Был мартовский полдень с лёгким морозцем. На солнце подтаивал снег в сугробах. Князь только что вернулся на пепелище из леса, откуда следом за ним три пары лошадей притянули на подсанках[13] дубовые в обхват бревна. Князь был доволен. Он представлял себе, что, когда эти стволы будут распилены на подставы и их торцами вкопают в землю, возведут на них сруб дома, этим подставам не будет износа. Димитрий распоряжался холопами, показывая, куда подтянуть подсанки, где разгрузить стволы деревьев.
В это время на Покровской улице появились четыре крытых возка. Они подъехали к самому пепелищу и остановились. Из первого возка вышли Михаил и Мария, из второго — боярыни Анна и Елизавета. С облучка третьего возка соскочил Артемий, а из возка вышли на свет Божий Катерина и Сильвестр.
Михаил первым заметил князя Черкасского и посуровел лицом. Увидела его и Мария — она побледнела. Михаил, однако, взял её под руку и повёл на пепелище. Он шёл так, как будто близ них не было ни души. Они прошли мимо Димитрия, ступили на пепелище, в ту часть его, где — Маша хорошо это помнила — была родительская опочивальня. Не сговариваясь, они опустились в золу на колени, Михаил начал молитву об усопших, Маша вторила ему:
— «Помяни, Господи, души усопших рабов твоих, родителей наших, прости им все согрешения вольныя и невольныя, даруя им Царствие и Причастие вечных Твоих благих и Твоея бесконечный и блаженныя жизни наслаждеие…»

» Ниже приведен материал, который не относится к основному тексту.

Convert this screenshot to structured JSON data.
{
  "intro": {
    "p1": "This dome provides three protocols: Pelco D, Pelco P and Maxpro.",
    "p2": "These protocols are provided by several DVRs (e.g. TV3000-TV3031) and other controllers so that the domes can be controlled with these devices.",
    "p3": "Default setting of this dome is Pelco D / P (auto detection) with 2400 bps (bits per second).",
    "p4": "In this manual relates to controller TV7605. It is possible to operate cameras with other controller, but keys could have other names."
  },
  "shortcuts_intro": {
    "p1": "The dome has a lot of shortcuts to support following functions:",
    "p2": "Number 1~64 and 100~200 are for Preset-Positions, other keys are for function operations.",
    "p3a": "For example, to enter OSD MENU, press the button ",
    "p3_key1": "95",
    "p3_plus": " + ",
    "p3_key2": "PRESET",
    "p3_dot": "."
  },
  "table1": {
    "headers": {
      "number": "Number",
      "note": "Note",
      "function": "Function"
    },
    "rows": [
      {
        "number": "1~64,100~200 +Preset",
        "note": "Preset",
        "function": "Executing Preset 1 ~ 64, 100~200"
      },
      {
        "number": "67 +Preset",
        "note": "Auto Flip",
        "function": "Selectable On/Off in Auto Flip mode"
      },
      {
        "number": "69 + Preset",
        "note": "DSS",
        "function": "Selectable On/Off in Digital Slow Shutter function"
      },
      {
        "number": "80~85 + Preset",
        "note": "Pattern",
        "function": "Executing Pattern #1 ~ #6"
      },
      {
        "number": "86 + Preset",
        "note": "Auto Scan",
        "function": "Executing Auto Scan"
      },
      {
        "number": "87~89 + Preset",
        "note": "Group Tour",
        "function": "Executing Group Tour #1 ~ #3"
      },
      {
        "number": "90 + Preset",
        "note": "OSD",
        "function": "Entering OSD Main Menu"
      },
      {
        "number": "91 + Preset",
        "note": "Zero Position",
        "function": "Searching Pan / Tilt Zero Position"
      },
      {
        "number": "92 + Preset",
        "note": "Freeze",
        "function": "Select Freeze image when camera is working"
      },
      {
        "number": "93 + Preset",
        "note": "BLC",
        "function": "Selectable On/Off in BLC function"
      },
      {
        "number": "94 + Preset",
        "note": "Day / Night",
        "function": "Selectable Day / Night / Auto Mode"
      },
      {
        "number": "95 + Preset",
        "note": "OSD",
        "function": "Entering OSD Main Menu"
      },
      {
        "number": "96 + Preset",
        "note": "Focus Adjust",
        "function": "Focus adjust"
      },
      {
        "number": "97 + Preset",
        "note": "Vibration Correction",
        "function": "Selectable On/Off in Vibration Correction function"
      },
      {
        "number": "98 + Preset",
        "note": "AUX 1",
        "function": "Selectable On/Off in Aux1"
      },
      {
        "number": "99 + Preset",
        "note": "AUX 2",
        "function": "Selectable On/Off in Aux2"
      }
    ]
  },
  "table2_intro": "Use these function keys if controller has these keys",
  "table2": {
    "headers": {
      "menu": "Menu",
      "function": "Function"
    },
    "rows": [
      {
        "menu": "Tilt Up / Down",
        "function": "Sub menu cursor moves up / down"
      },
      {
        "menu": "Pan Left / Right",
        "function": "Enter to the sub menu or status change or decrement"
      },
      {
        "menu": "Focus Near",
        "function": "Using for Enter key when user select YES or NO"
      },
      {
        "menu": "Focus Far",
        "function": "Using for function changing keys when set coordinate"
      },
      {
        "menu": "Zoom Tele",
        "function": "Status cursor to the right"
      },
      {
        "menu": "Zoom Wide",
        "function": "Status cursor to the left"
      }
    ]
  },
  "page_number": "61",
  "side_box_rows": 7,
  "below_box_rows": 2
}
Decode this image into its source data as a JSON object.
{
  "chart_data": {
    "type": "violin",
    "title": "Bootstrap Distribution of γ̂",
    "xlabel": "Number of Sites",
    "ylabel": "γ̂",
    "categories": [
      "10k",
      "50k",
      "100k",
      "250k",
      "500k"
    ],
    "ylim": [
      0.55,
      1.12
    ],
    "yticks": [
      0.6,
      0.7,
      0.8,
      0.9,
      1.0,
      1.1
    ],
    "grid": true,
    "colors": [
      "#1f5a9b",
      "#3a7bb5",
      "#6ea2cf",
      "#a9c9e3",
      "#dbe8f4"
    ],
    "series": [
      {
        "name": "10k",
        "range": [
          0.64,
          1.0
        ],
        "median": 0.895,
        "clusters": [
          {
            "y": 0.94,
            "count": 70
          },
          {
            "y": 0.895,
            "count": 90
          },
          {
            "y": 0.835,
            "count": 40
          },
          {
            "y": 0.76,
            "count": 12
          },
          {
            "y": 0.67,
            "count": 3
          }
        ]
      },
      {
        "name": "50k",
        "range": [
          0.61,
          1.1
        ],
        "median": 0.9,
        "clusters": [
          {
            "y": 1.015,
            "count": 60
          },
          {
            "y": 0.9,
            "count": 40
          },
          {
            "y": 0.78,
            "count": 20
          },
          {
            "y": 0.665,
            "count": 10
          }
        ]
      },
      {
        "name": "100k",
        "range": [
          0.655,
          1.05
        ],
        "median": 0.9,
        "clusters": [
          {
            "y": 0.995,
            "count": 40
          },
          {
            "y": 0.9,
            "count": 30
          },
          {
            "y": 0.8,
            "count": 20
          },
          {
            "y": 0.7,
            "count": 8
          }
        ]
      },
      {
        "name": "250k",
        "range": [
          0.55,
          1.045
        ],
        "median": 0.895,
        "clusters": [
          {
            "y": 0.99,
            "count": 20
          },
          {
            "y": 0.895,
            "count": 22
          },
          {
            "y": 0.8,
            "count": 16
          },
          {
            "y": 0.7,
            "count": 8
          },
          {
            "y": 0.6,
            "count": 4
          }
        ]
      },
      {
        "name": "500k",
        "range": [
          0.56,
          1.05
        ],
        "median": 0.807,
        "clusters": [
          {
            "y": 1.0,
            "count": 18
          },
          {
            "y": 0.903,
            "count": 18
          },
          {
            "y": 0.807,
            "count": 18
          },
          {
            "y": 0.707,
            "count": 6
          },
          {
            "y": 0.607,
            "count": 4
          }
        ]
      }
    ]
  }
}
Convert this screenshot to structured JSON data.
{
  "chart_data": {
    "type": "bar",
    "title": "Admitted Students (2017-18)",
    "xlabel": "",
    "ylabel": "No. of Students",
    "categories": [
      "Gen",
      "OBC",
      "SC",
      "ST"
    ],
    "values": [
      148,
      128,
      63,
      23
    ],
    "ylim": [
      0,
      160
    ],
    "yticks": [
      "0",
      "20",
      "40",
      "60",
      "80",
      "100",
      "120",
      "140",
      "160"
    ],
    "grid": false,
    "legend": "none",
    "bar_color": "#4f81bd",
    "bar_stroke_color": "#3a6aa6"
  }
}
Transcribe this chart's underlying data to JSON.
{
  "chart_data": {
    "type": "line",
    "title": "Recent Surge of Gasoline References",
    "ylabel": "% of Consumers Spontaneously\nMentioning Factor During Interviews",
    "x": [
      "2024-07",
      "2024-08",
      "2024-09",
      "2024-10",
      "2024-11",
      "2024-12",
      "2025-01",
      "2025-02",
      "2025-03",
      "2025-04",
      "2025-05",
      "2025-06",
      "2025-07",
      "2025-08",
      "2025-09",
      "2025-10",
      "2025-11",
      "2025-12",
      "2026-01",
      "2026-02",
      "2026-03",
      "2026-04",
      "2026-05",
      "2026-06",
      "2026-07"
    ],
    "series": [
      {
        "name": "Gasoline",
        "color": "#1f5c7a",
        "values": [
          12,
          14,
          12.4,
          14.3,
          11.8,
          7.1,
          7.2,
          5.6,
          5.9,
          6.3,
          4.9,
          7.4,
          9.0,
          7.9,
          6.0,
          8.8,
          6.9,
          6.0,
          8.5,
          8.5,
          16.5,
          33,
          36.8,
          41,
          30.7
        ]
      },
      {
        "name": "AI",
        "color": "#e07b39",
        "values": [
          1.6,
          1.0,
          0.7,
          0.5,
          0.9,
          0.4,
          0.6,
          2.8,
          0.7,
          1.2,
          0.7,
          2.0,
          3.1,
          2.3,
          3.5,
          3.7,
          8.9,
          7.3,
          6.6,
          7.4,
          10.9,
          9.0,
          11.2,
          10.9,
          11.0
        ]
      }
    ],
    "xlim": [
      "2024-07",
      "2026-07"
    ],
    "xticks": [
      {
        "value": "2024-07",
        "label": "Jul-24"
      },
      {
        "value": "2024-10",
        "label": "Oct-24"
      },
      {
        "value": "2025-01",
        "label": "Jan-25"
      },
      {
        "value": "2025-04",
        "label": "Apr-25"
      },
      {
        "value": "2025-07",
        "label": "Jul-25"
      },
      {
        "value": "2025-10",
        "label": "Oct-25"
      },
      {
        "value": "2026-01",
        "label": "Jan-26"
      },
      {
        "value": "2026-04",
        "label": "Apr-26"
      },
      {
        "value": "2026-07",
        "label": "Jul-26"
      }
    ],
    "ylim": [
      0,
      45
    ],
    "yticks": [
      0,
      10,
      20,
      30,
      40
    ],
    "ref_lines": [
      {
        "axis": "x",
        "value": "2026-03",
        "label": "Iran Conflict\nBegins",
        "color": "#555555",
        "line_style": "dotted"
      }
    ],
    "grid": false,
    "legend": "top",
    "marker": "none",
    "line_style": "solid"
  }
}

Михаил и Мария поклонились земным поклоном самому пепелищу.
За ними следом пришли на пепелище Анна, Елизавета, Артемий и Катерина с Сильвестром. Они тоже опустились на колени и прочитали молитву.
А неподалёку от всех преклонённых, стиснув зубы, чтобы не закричать от ярости, словно окаменевший, стоял князь Димитрий. Неземной голос подсказал ему, что склонившихся на пепелище Марию и Михаила можно судить только неправедным судом за то, что они рядом, ибо праведный суд Всевышнего нарёк их мужем и женой по божественным законам. Всё это понял князь Черкасский и готов был убежать с подворья Измайловых. Но некая дьявольская сила, гордыня мстительной крови, ещё текущей в его жилах, стальной цепью приковала его к месту, где он стоял, стучала ему в спину и твердила: «Борись! Борись! Ещё не всё потеряно! Браки заключаются на небесах, а на земле разрушаются. У тебя, любящего Марию, есть право на неё».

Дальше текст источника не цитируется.